Feli pasa todos los días por delante del colegio. Desde el autobús, que la lleva a casa a comer, se ve el patio de recreo. Hay una parada justo enfrente y, después, un semáforo que casi siempre lo pilla en rojo, para disgusto de Feli que está deseando llegar. A esas horas el estómago la acucia, desesperado.
Cuando el autobús llega a esa parada, el colegio y el patio están mudos. Hace rato que han concluido las clases. Feli sale muy tarde de trabajar. O salía, porque, desde la semana pasada, ha conseguido —después de mucho discutir con unos jefes nada flexibles— adelantar la entrada y la salida al trabajo.
Y, desde la semana pasada, se recrea viendo jugar a los niños y a las niñas. El primer día le chocó la distribución del patio: un grupo de niños jugaba a fútbol sala (ninguna niña); unas cuantas niñas, sentadas en el suelo junto a uno de los edificios, jugaban a algo o hablaban (ningún niño); y un tercer grupo jugaba en la cancha de baloncesto. En este último grupo todos eran niños, excepto una niña con coletas, a la que no pasaron el balón en el interminable rato que el autobús estuvo parado. A Feli le pareció reconocerla. Un poco más alejadas, tres o cuatro maestras charlaban animadamente.
El segundo día se fijó mejor: la misma distribución. Esta vez reconoció a la niña que jugaba a baloncesto sin tocar el balón. El tercer día fue idéntico, con la diferencia de que la niña baloncestista gritaba desesperada para que le pasaran el balón.
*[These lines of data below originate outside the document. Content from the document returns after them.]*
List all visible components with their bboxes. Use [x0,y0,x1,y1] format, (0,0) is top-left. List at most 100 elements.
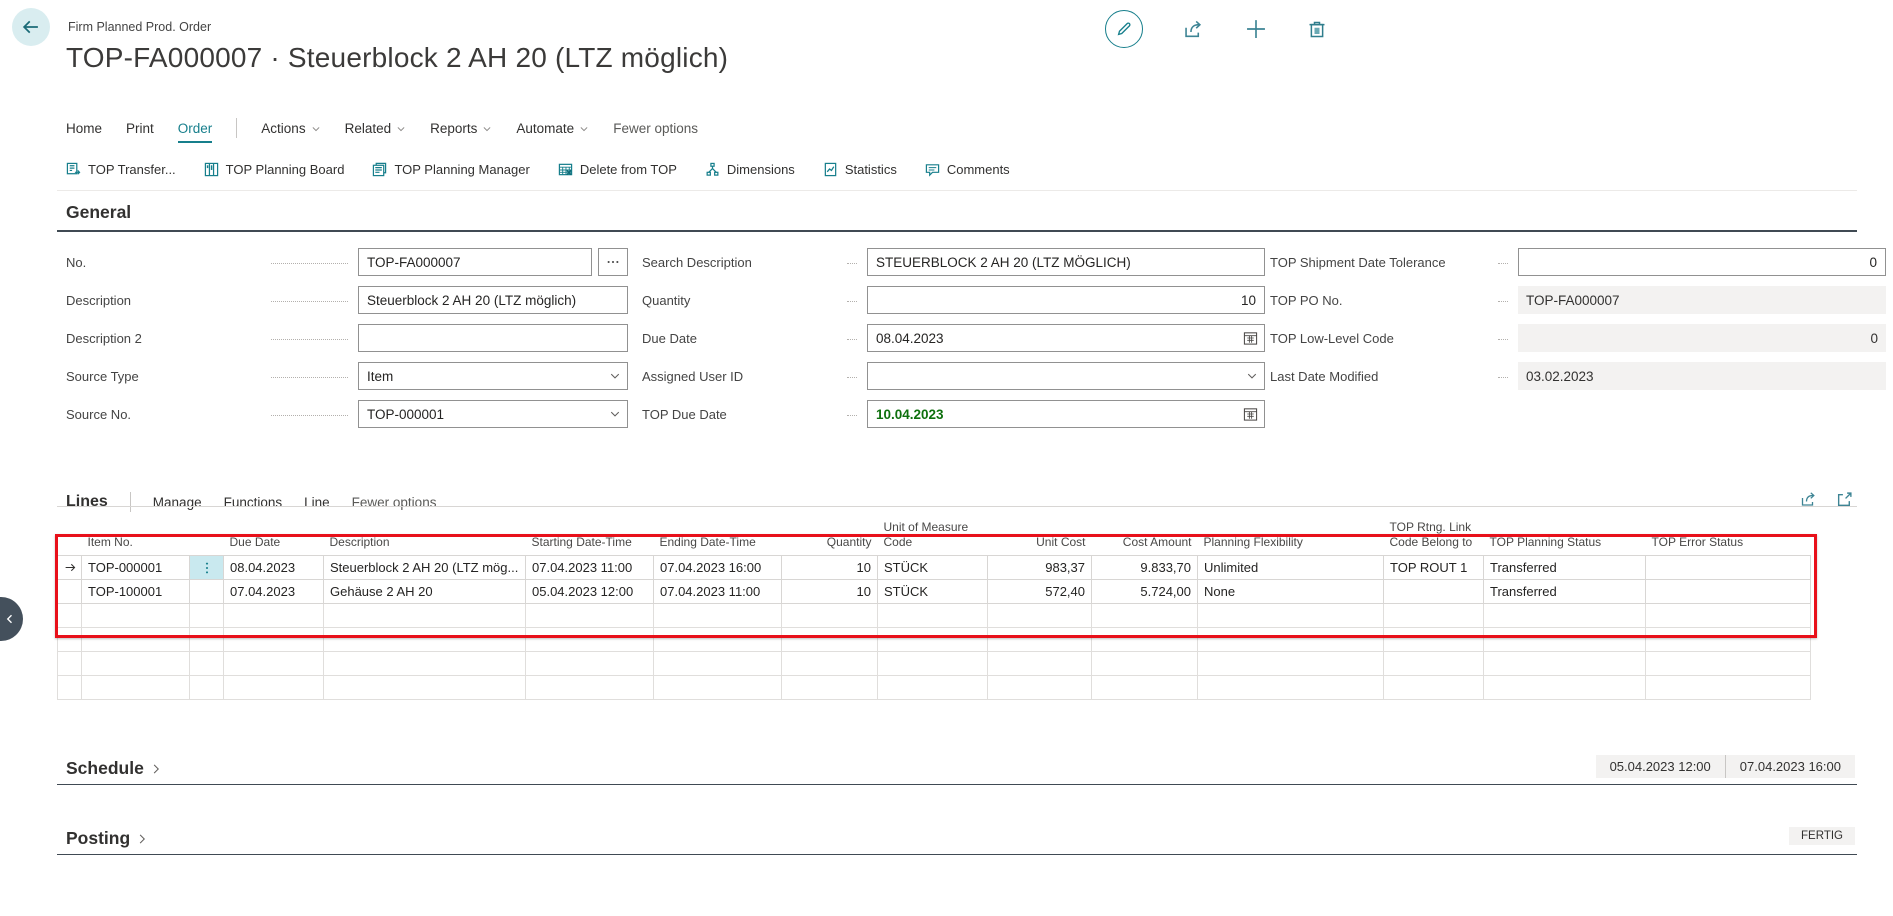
source-type-select[interactable] [358,362,628,390]
lines-menu-functions[interactable]: Functions [224,495,283,510]
col-description[interactable]: Description [324,518,526,556]
menu-home[interactable]: Home [66,121,102,136]
calendar-icon[interactable] [1243,407,1258,422]
empty-row[interactable] [58,676,1811,700]
cell-description[interactable]: Steuerblock 2 AH 20 (LTZ mög... [324,556,526,580]
lines-heading[interactable]: Lines [66,493,108,511]
panel-collapse-button[interactable] [0,597,23,641]
cell-top-planning-status[interactable]: Transferred [1484,556,1646,580]
no-assist-edit-button[interactable] [598,248,628,276]
search-description-input[interactable] [867,248,1265,276]
general-heading[interactable]: General [66,202,131,223]
cell-due-date[interactable]: 08.04.2023 [224,556,324,580]
schedule-heading[interactable]: Schedule [66,758,162,779]
cmd-top-transfer[interactable]: TOP Transfer... [66,162,176,177]
lines-menu-line[interactable]: Line [304,495,330,510]
menu-fewer-options[interactable]: Fewer options [613,121,698,136]
cell-uom[interactable]: STÜCK [878,580,988,604]
due-date-input[interactable] [867,324,1265,352]
lines-menu-manage[interactable]: Manage [153,495,202,510]
field-quantity: Quantity [642,286,1256,314]
share-button[interactable] [1183,18,1205,40]
col-cost-amount[interactable]: Cost Amount [1092,518,1198,556]
firm-planned-prod-order-page: Firm Planned Prod. Order TOP-FA000007 · … [0,0,1893,916]
cell-due-date[interactable]: 07.04.2023 [224,580,324,604]
cell-cost-amount[interactable]: 9.833,70 [1092,556,1198,580]
calendar-icon[interactable] [1243,331,1258,346]
col-item-no[interactable]: Item No. [82,518,190,556]
cell-cost-amount[interactable]: 5.724,00 [1092,580,1198,604]
col-ending-date-time[interactable]: Ending Date-Time [654,518,782,556]
menu-automate[interactable]: Automate [516,121,589,136]
empty-row[interactable] [58,628,1811,652]
cell-top-rtng-link[interactable] [1384,580,1484,604]
col-due-date[interactable]: Due Date [224,518,324,556]
top-due-date-input[interactable] [867,400,1265,428]
chevron-down-icon[interactable] [1246,370,1258,382]
cell-top-rtng-link[interactable]: TOP ROUT 1 [1384,556,1484,580]
empty-row[interactable] [58,652,1811,676]
field-source-type: Source Type [66,362,628,390]
posting-heading[interactable]: Posting [66,828,148,849]
col-top-rtng-link[interactable]: TOP Rtng. Link Code Belong to [1384,518,1484,556]
quantity-input[interactable] [867,286,1265,314]
cmd-top-planning-board[interactable]: TOP Planning Board [204,162,345,177]
col-planning-flexibility[interactable]: Planning Flexibility [1198,518,1384,556]
no-input[interactable] [358,248,592,276]
description-input[interactable] [358,286,628,314]
cell-uom[interactable]: STÜCK [878,556,988,580]
top-shipment-date-tolerance-input[interactable] [1518,248,1886,276]
menu-actions[interactable]: Actions [261,121,320,136]
col-top-error-status[interactable]: TOP Error Status [1646,518,1811,556]
row-menu-header [190,518,224,556]
description-2-input[interactable] [358,324,628,352]
row-options-button[interactable] [190,556,224,580]
edit-button[interactable] [1105,10,1143,48]
cell-unit-cost[interactable]: 572,40 [988,580,1092,604]
cell-unit-cost[interactable]: 983,37 [988,556,1092,580]
cell-quantity[interactable]: 10 [782,556,878,580]
chevron-down-icon[interactable] [609,370,621,382]
cell-quantity[interactable]: 10 [782,580,878,604]
cell-item-no[interactable]: TOP-000001 [82,556,190,580]
menu-related[interactable]: Related [345,121,407,136]
cell-starting[interactable]: 07.04.2023 11:00 [526,556,654,580]
cmd-dimensions[interactable]: Dimensions [705,162,795,177]
new-button[interactable] [1245,18,1267,40]
menu-reports[interactable]: Reports [430,121,492,136]
menu-order[interactable]: Order [178,121,213,136]
assigned-user-id-select[interactable] [867,362,1265,390]
cell-planning-flexibility[interactable]: Unlimited [1198,556,1384,580]
cmd-top-planning-manager[interactable]: TOP Planning Manager [372,162,529,177]
source-no-select[interactable] [358,400,628,428]
delete-button[interactable] [1307,19,1327,39]
cell-description[interactable]: Gehäuse 2 AH 20 [324,580,526,604]
row-options-cell[interactable] [190,580,224,604]
table-row: TOP-000001 08.04.2023 Steuerblock 2 AH 2… [58,556,1811,580]
back-button[interactable] [12,8,50,46]
chevron-down-icon[interactable] [609,408,621,420]
cell-item-no[interactable]: TOP-100001 [82,580,190,604]
cell-ending[interactable]: 07.04.2023 16:00 [654,556,782,580]
col-unit-of-measure-code[interactable]: Unit of Measure Code [878,518,988,556]
col-starting-date-time[interactable]: Starting Date-Time [526,518,654,556]
cell-top-error-status[interactable] [1646,556,1811,580]
cell-starting[interactable]: 05.04.2023 12:00 [526,580,654,604]
col-quantity[interactable]: Quantity [782,518,878,556]
empty-row[interactable] [58,604,1811,628]
pencil-icon [1115,20,1133,38]
menu-print[interactable]: Print [126,121,154,136]
cell-ending[interactable]: 07.04.2023 11:00 [654,580,782,604]
field-top-po-no: TOP PO No. TOP-FA000007 [1270,286,1886,314]
current-row-indicator [58,556,82,580]
lines-menu-fewer-options[interactable]: Fewer options [352,495,437,510]
cell-planning-flexibility[interactable]: None [1198,580,1384,604]
cmd-comments[interactable]: Comments [925,162,1010,177]
cmd-statistics[interactable]: Statistics [823,162,897,177]
col-unit-cost[interactable]: Unit Cost [988,518,1092,556]
cmd-delete-from-top[interactable]: Delete from TOP [558,162,677,177]
col-top-planning-status[interactable]: TOP Planning Status [1484,518,1646,556]
dotted-leader [271,365,348,378]
cell-top-error-status[interactable] [1646,580,1811,604]
cell-top-planning-status[interactable]: Transferred [1484,580,1646,604]
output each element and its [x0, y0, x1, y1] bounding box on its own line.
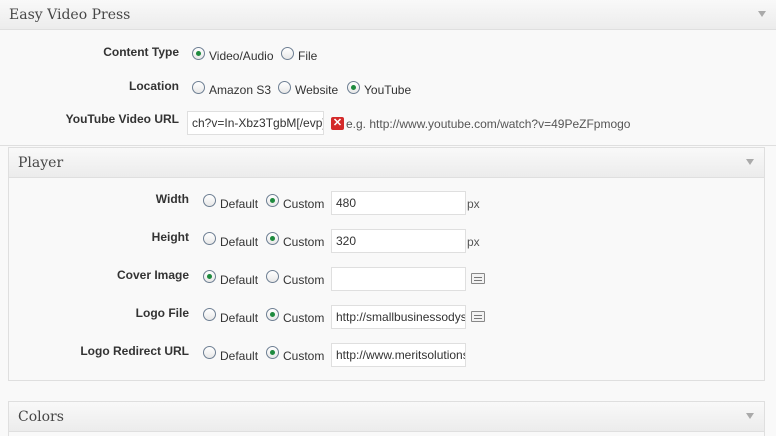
colors-header[interactable]: Colors — [9, 402, 764, 432]
youtube-url-input[interactable]: ch?v=In-Xbz3TgbM[/evp] — [187, 111, 324, 135]
height-default-option[interactable]: Default — [220, 235, 258, 249]
width-custom-radio[interactable] — [266, 194, 279, 207]
cover-image-default-radio[interactable] — [203, 270, 216, 283]
height-label: Height — [151, 230, 189, 244]
content-type-label: Content Type — [103, 45, 179, 59]
location-amazon-s3-radio[interactable] — [192, 81, 205, 94]
cover-image-custom-radio[interactable] — [266, 270, 279, 283]
collapse-toggle-icon[interactable] — [758, 11, 766, 17]
height-unit: px — [467, 235, 480, 249]
width-custom-option[interactable]: Custom — [283, 197, 324, 211]
location-label: Location — [129, 79, 179, 93]
logo-file-default-option[interactable]: Default — [220, 311, 258, 325]
width-label: Width — [155, 192, 189, 206]
colors-collapse-toggle-icon[interactable] — [746, 413, 754, 419]
logo-file-custom-radio[interactable] — [266, 308, 279, 321]
width-unit: px — [467, 197, 480, 211]
logo-file-label: Logo File — [135, 306, 189, 320]
error-icon: ✕ — [331, 117, 344, 130]
panel-title: Easy Video Press — [9, 7, 131, 23]
location-amazon-s3-option[interactable]: Amazon S3 — [209, 83, 271, 97]
content-type-file-option[interactable]: File — [298, 49, 317, 63]
youtube-url-label: YouTube Video URL — [65, 112, 179, 126]
height-default-radio[interactable] — [203, 232, 216, 245]
location-youtube-option[interactable]: YouTube — [364, 83, 411, 97]
media-library-icon[interactable] — [471, 273, 485, 284]
width-input[interactable]: 480 — [331, 191, 466, 215]
location-website-radio[interactable] — [278, 81, 291, 94]
logo-redirect-default-option[interactable]: Default — [220, 349, 258, 363]
logo-redirect-url-input[interactable]: http://www.meritsolutions — [331, 343, 466, 367]
logo-redirect-custom-radio[interactable] — [266, 346, 279, 359]
logo-file-custom-option[interactable]: Custom — [283, 311, 324, 325]
logo-redirect-default-radio[interactable] — [203, 346, 216, 359]
content-type-video-audio-radio[interactable] — [192, 47, 205, 60]
colors-panel-title: Colors — [18, 409, 64, 425]
cover-image-label: Cover Image — [116, 268, 189, 282]
logo-redirect-custom-option[interactable]: Custom — [283, 349, 324, 363]
content-type-file-radio[interactable] — [281, 47, 294, 60]
width-default-option[interactable]: Default — [220, 197, 258, 211]
location-website-option[interactable]: Website — [295, 83, 338, 97]
media-library-icon[interactable] — [471, 311, 485, 322]
cover-image-custom-option[interactable]: Custom — [283, 273, 324, 287]
colors-panel: Colors — [8, 401, 765, 436]
cover-image-default-option[interactable]: Default — [220, 273, 258, 287]
content-type-video-audio-option[interactable]: Video/Audio — [209, 49, 274, 63]
youtube-url-hint: e.g. http://www.youtube.com/watch?v=49Pe… — [346, 117, 631, 131]
cover-image-input[interactable] — [331, 267, 466, 291]
width-default-radio[interactable] — [203, 194, 216, 207]
height-input[interactable]: 320 — [331, 229, 466, 253]
logo-file-input[interactable]: http://smallbusinessodyssey — [331, 305, 466, 329]
player-panel-title: Player — [18, 155, 64, 171]
logo-file-default-radio[interactable] — [203, 308, 216, 321]
height-custom-option[interactable]: Custom — [283, 235, 324, 249]
location-youtube-radio[interactable] — [347, 81, 360, 94]
player-collapse-toggle-icon[interactable] — [746, 159, 754, 165]
logo-redirect-url-label: Logo Redirect URL — [80, 344, 189, 358]
height-custom-radio[interactable] — [266, 232, 279, 245]
easy-video-press-header[interactable]: Easy Video Press — [0, 0, 776, 30]
player-header[interactable]: Player — [9, 148, 764, 178]
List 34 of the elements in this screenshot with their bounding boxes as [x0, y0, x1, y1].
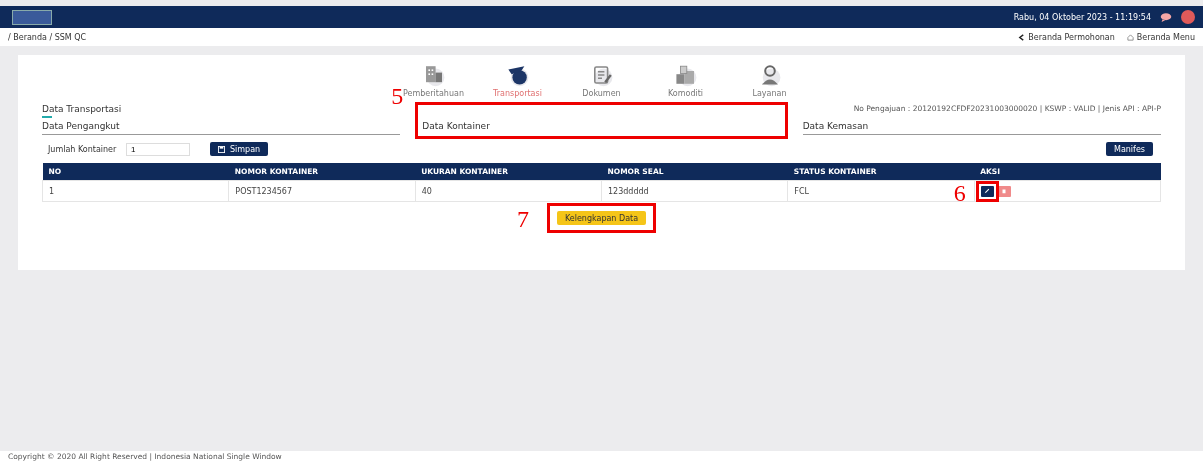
completeness-button[interactable]: Kelengkapan Data — [556, 211, 647, 225]
sub-tab[interactable]: Data Pengangkut — [42, 118, 401, 135]
nav-link[interactable]: Beranda Menu — [1126, 32, 1195, 42]
pencil-icon — [984, 188, 991, 194]
step-tab[interactable]: Layanan — [738, 63, 801, 98]
nav-link[interactable]: Beranda Permohonan — [1018, 32, 1115, 42]
chevron-left-icon — [1018, 33, 1026, 41]
table-cell: POST1234567 — [228, 180, 416, 202]
sub-tab[interactable]: Data Kontainer — [422, 118, 781, 135]
table-cell: 123ddddd — [601, 180, 788, 202]
manifest-button[interactable]: Manifes — [1106, 142, 1153, 156]
annotation-number: 7 — [516, 207, 529, 231]
title-underline — [42, 116, 52, 118]
logo-icon — [12, 9, 52, 25]
trash-icon — [1001, 188, 1008, 194]
table-cell: 40 — [415, 180, 602, 202]
delete-button[interactable] — [997, 185, 1011, 197]
annotation-number: 6 — [953, 180, 966, 205]
container-count-field[interactable]: 1 — [126, 142, 190, 156]
avatar-icon[interactable] — [1181, 10, 1195, 24]
step-tab[interactable]: Dokumen — [570, 63, 633, 98]
sub-tab[interactable]: Data Kemasan — [802, 118, 1161, 135]
highlight-frame — [975, 180, 999, 202]
step-tab[interactable]: Komoditi — [654, 63, 717, 98]
breadcrumb: / Beranda / SSM QC — [8, 32, 87, 42]
annotation-number: 5 — [391, 84, 404, 108]
edit-button[interactable] — [980, 185, 994, 197]
date-time: Rabu, 04 Oktober 2023 - 11:19:54 — [1013, 12, 1151, 22]
step-tab[interactable]: Pemberitahuan — [402, 63, 465, 98]
table-cell: 1 — [42, 180, 229, 202]
chat-icon[interactable] — [1159, 11, 1173, 23]
section-title: Data Transportasi — [42, 104, 122, 114]
save-button[interactable]: Simpan — [210, 142, 269, 156]
field-label: Jumlah Kontainer — [46, 144, 118, 154]
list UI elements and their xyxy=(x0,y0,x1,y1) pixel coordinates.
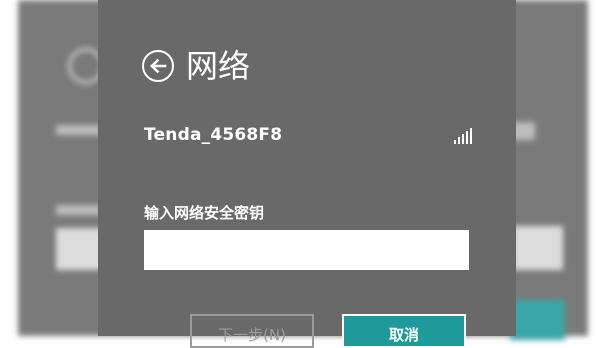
arrow-left-circle-icon xyxy=(150,58,167,74)
security-key-input[interactable] xyxy=(144,230,469,270)
back-button[interactable] xyxy=(142,50,174,82)
background-ghost-right-b xyxy=(513,226,563,270)
next-button[interactable]: 下一步(N) xyxy=(190,314,314,348)
panel-header: 网络 xyxy=(142,43,250,89)
wifi-signal-icon xyxy=(454,126,472,144)
security-key-label: 输入网络安全密钥 xyxy=(144,204,265,222)
network-list-item[interactable]: Tenda_4568F8 xyxy=(144,122,472,148)
page-title: 网络 xyxy=(186,47,251,85)
network-ssid: Tenda_4568F8 xyxy=(144,125,283,145)
cancel-button[interactable]: 取消 xyxy=(342,314,466,348)
network-panel: 网络 Tenda_4568F8 输入网络安全密钥 下一步(N) 取消 xyxy=(98,0,516,348)
background-ghost-right-c xyxy=(510,300,565,340)
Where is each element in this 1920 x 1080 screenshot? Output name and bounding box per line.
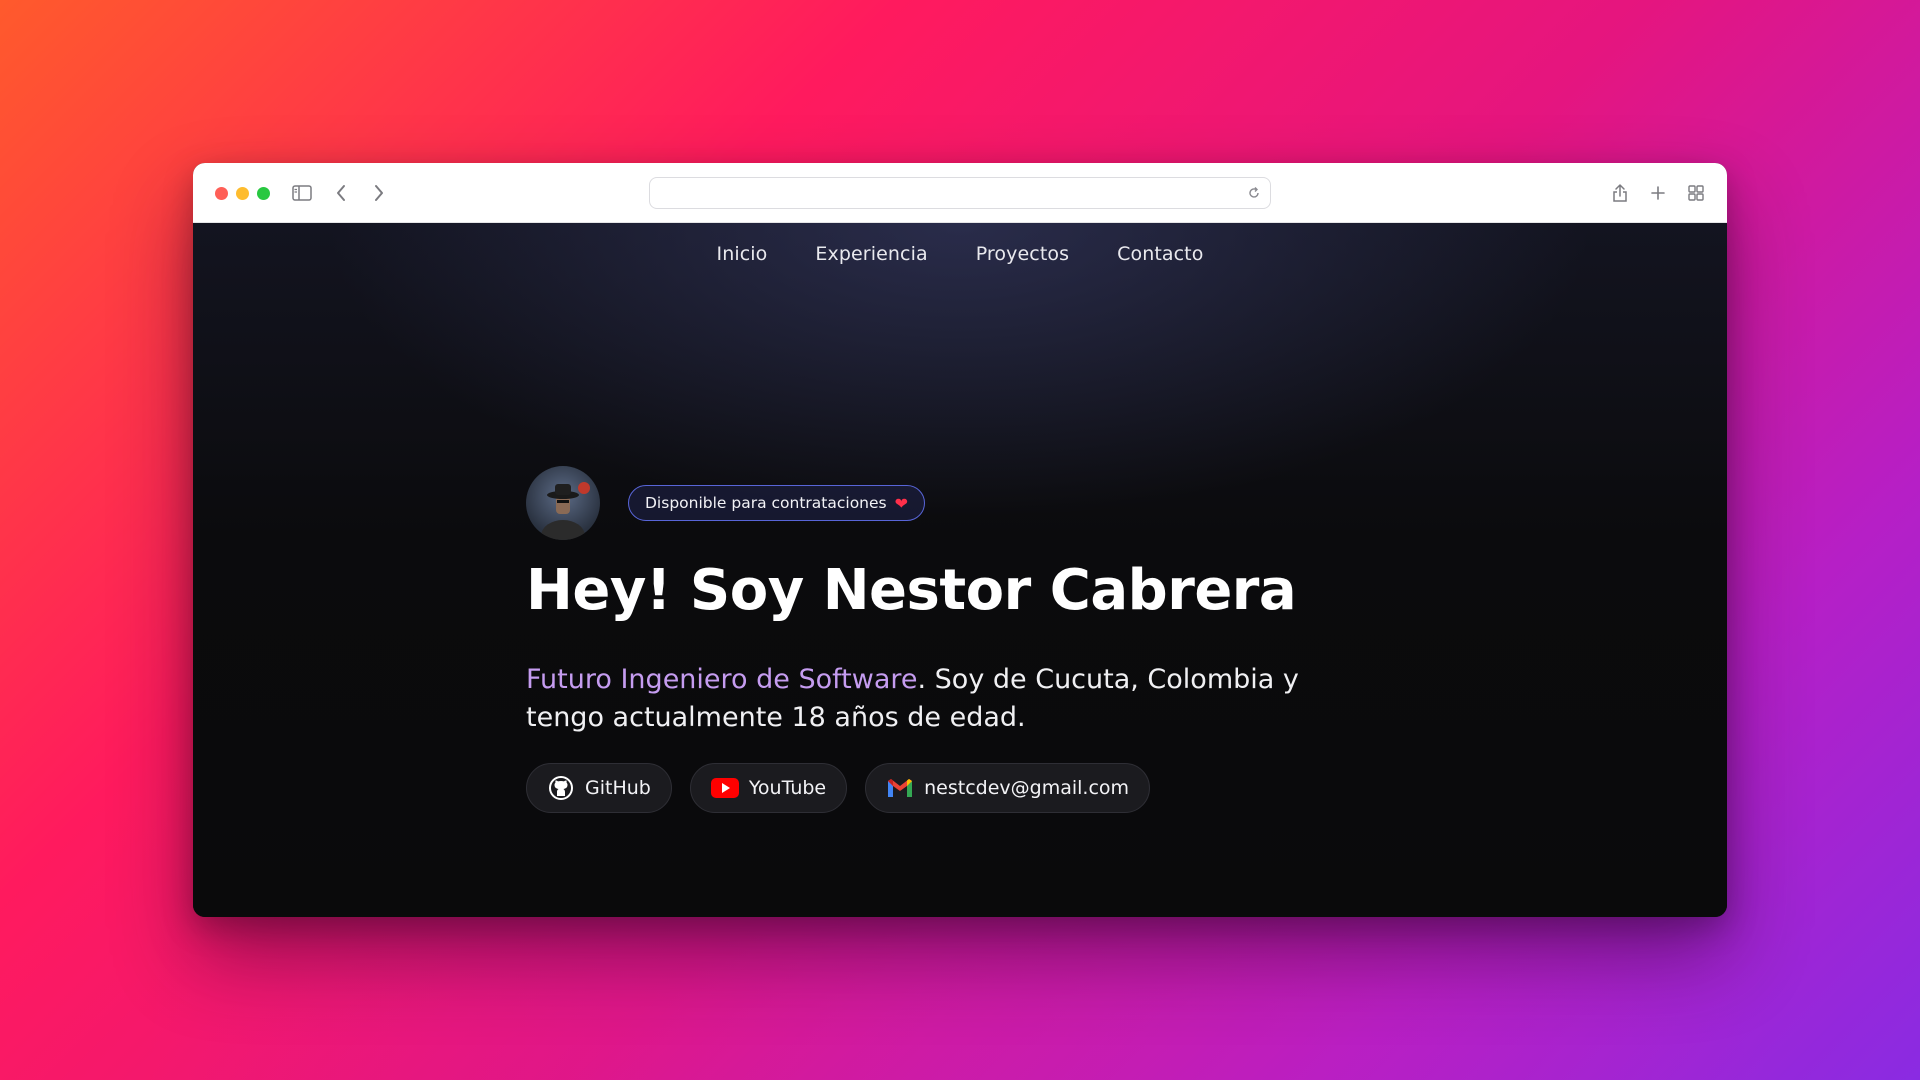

El cuarto día, lo mismo, pero, esta vez, uno de los niños le dio un empujón y la tiró al suelo. ¡Falta!, gritó Feli ante el asombro de los viajeros. Pero el niño que hacía de árbitro no la pitó, ni la miró siquiera. La niña quedó en el suelo y el resto siguió jugando.
El quinto día, Feli se bajó del autobús. Encontró una puerta del recreo abierta, y se fue directa a hablar con las maestras. «Pero, ¿es que no van a hacer nada para que cambien las cosas?» Las maestras se giraron, sorprendidas. Sin comprender.
La niña de las coletas es su sobrina. Pero, eso no es lo importante.